II. Pour une réhabilitation de la rhétorique comme outil et ornement du discours
- La rhétorique, structure du discours
Cependant, il faut bien voir que cette critique en règle de la rhétorique comme art immoral du mensonge, comme art de la flatterie, est d'une sévérité outrée. Elle sert pour une grande part à la défense et à l'illustration de la philosophie elle-même, que Socrate présente contre le sophiste Calliclès comme un mode de vie conforme au Bien et à la Justice. Mais ce faisant, elle exagère la dimension immorale de la rhétorique, dont nous tendrons à montrer dans cette partie qu'elle est moins un art du mensonge qu'un art du discours, sans véritable dimension morale.
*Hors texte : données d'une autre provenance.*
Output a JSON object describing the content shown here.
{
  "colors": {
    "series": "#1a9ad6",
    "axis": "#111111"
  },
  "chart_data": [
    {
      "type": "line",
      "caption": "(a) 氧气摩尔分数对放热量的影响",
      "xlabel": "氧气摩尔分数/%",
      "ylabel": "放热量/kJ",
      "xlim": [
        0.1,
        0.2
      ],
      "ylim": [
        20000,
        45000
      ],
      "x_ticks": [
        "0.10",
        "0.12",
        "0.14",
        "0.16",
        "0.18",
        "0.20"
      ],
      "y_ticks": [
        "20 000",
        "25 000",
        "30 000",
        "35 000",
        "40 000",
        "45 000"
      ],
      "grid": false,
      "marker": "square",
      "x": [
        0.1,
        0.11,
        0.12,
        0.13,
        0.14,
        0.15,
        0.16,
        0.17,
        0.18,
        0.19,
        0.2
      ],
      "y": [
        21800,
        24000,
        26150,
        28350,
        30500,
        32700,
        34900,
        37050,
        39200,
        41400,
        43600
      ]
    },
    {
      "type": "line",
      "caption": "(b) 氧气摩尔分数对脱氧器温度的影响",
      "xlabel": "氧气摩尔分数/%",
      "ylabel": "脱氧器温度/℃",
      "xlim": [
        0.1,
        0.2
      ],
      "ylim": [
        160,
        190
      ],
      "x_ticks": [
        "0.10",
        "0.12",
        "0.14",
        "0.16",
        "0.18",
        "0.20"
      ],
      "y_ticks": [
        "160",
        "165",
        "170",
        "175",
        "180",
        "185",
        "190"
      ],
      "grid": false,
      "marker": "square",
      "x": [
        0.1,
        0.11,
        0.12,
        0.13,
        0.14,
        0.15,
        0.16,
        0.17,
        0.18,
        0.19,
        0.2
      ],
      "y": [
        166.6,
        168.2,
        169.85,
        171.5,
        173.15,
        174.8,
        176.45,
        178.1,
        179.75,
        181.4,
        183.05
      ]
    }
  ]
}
Car la rhétorique n'est pas que cette discipline ennemie de la philosophie : elle est aussi la structure du discours enseignée dans les collèges jésuites au XVIIe siècle et au XVIIIe siècle notamment. En effet, elle apprend à organiser la pensée selon un certain ordre qui va de la présentation de la matière abordée, à l'argumentation ordonnée d'une thèse en plusieurs points, jusqu'à la conclusion dont le but est de montrer le résultat de la démarche. Elle ne se donne pas comme un art du mensonge, mais uniquement comme une technique argumentative servant à clarifier l'exposition d'une thèse.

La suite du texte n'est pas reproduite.